FOR IMMEDIATE RELEASE
DETROIT – A new study led by otolaryngologists Michael Seidman, M.D., director of Otologic/Neurotologic/Skull Base Surgery at Florida Hospital Celebration Health and Anna Wertz, M.D. from the Henry Ford Hospital Department of Otolaryngology – Head and Neck Surgery found that the wind-related noise experienced by cyclists can reach levels loud enough to contribute to noise-induced hearing loss.
Using the Ford Motor Company aero-acoustic wind tunnel, researchers generated wind speeds ranging from 15-60 mph and used microphones attached to a cyclist’s ears to measure the noise level at various speeds.

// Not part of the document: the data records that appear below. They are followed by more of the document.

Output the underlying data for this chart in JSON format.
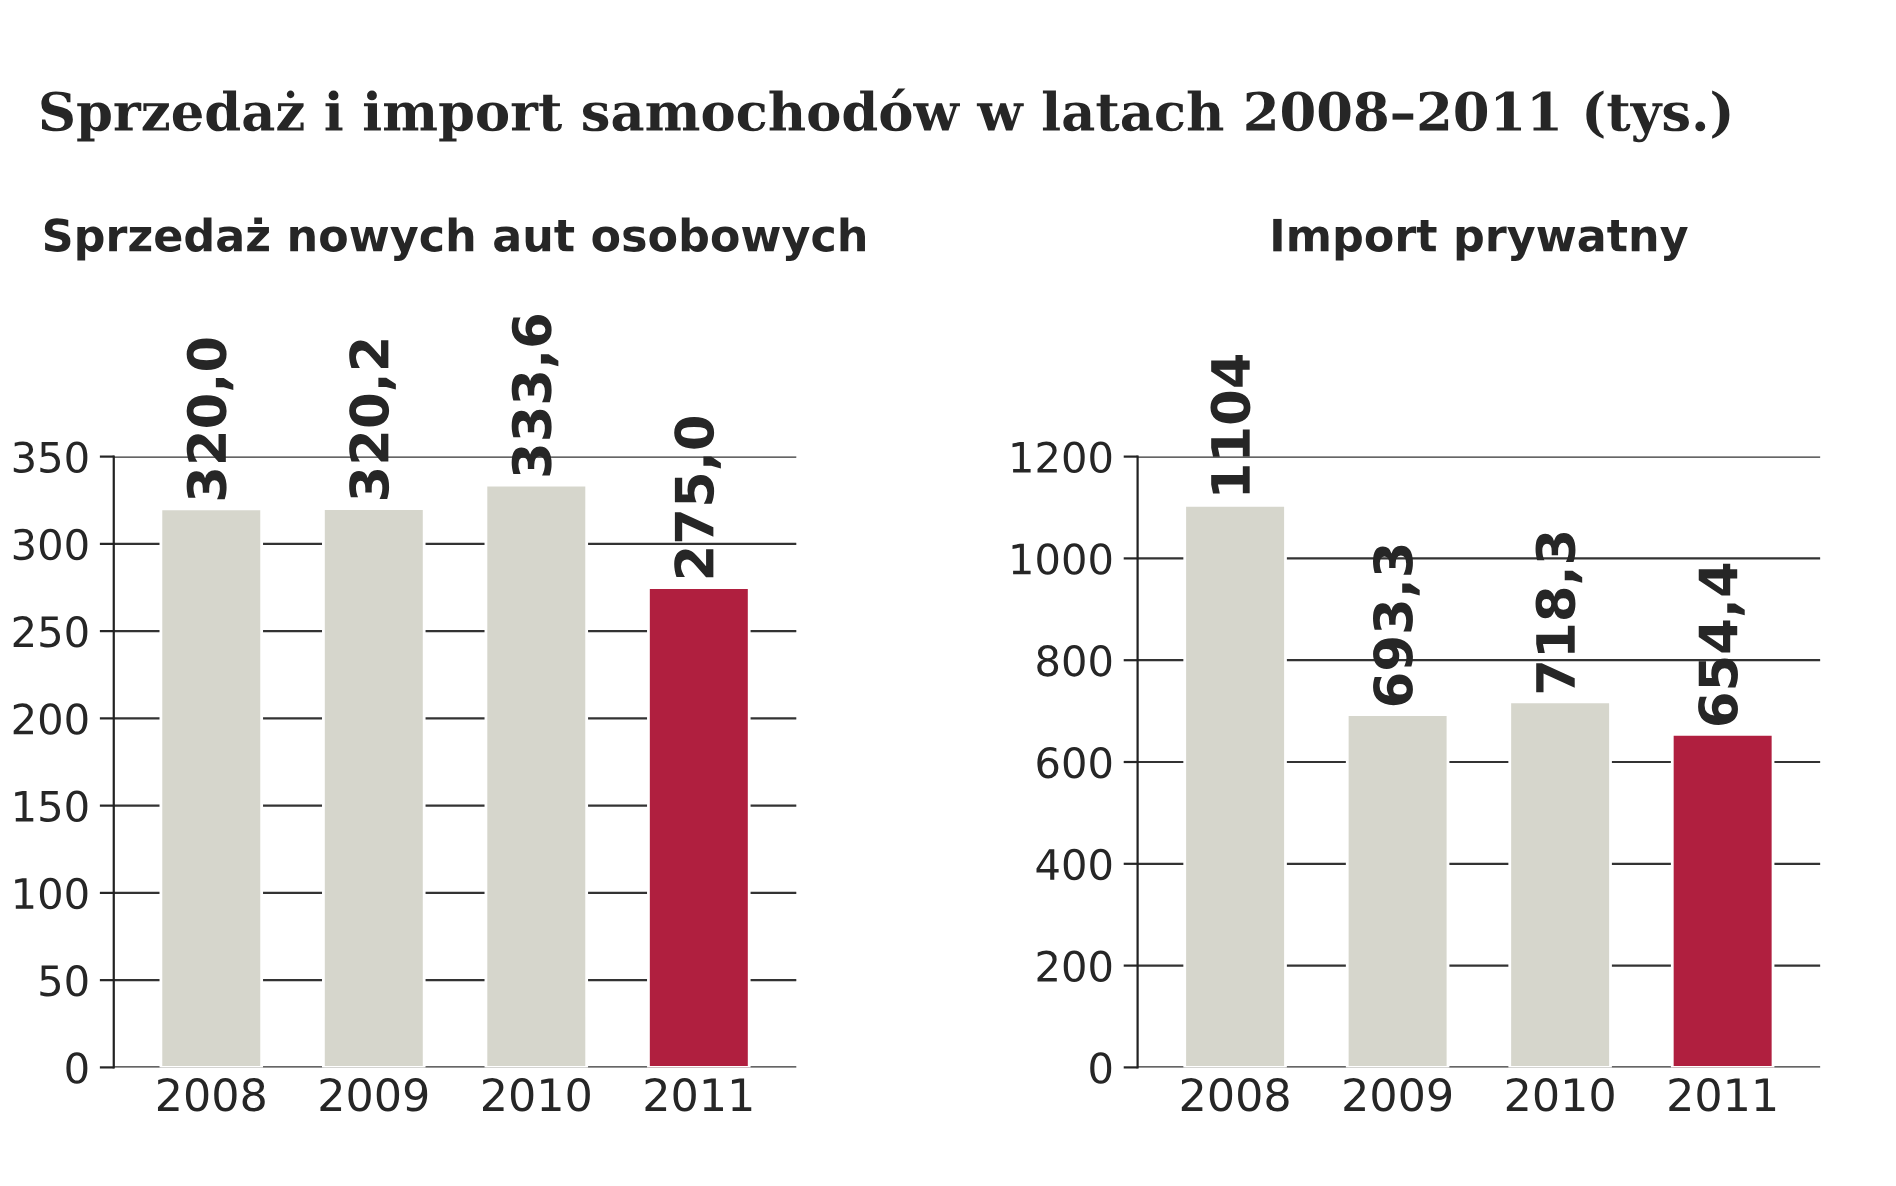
{
  "chart_data": [
    {
      "type": "bar",
      "title": "Sprzedaż nowych aut osobowych",
      "annotations": [
        "Sprzedaż i import samochodów w latach 2008–2011 (tys.)"
      ],
      "categories": [
        "2008",
        "2009",
        "2010",
        "2011"
      ],
      "values": [
        320.0,
        320.2,
        333.6,
        275.0
      ],
      "value_labels": [
        "320,0",
        "320,2",
        "333,6",
        "275,0"
      ],
      "colors": [
        "#d6d6cc",
        "#d6d6cc",
        "#d6d6cc",
        "#b01f3f"
      ],
      "ylim": [
        0,
        350
      ],
      "yticks": [
        0,
        50,
        100,
        150,
        200,
        250,
        300,
        350
      ],
      "grid": "y"
    },
    {
      "type": "bar",
      "title": "Import prywatny",
      "categories": [
        "2008",
        "2009",
        "2010",
        "2011"
      ],
      "values": [
        1104,
        693.3,
        718.3,
        654.4
      ],
      "value_labels": [
        "1104",
        "693,3",
        "718,3",
        "654,4"
      ],
      "colors": [
        "#d6d6cc",
        "#d6d6cc",
        "#d6d6cc",
        "#b01f3f"
      ],
      "ylim": [
        0,
        1200
      ],
      "yticks": [
        0,
        200,
        400,
        600,
        800,
        1000,
        1200
      ],
      "grid": "y"
    }
  ]
}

Sound measurements were taken with the head positioned at 15 degree increments relative to the wind from 0 degrees to 180 degrees.
Wind noise ranged from 85 decibels at 15 mph and increased proportionally with speed to a maximum of 120 decibels at 60 mph.
“These findings are important because noise-induced hearing loss can begin with sounds at or above 85 decibels,” said Anna Wertz, M.D., Henry Ford otolaryngologist and co-author of the study. “Short-term exposure to loud sounds isn’t likely to have a lasting effect on hearing, but prolonged or repeated exposure can lead to permanent damage."
The study also found that the noise level was greater in the downwind ear, which was facing away from the wind. The researchers say this finding may be due to air turbulence caused from eddy currents observed on the downwind side.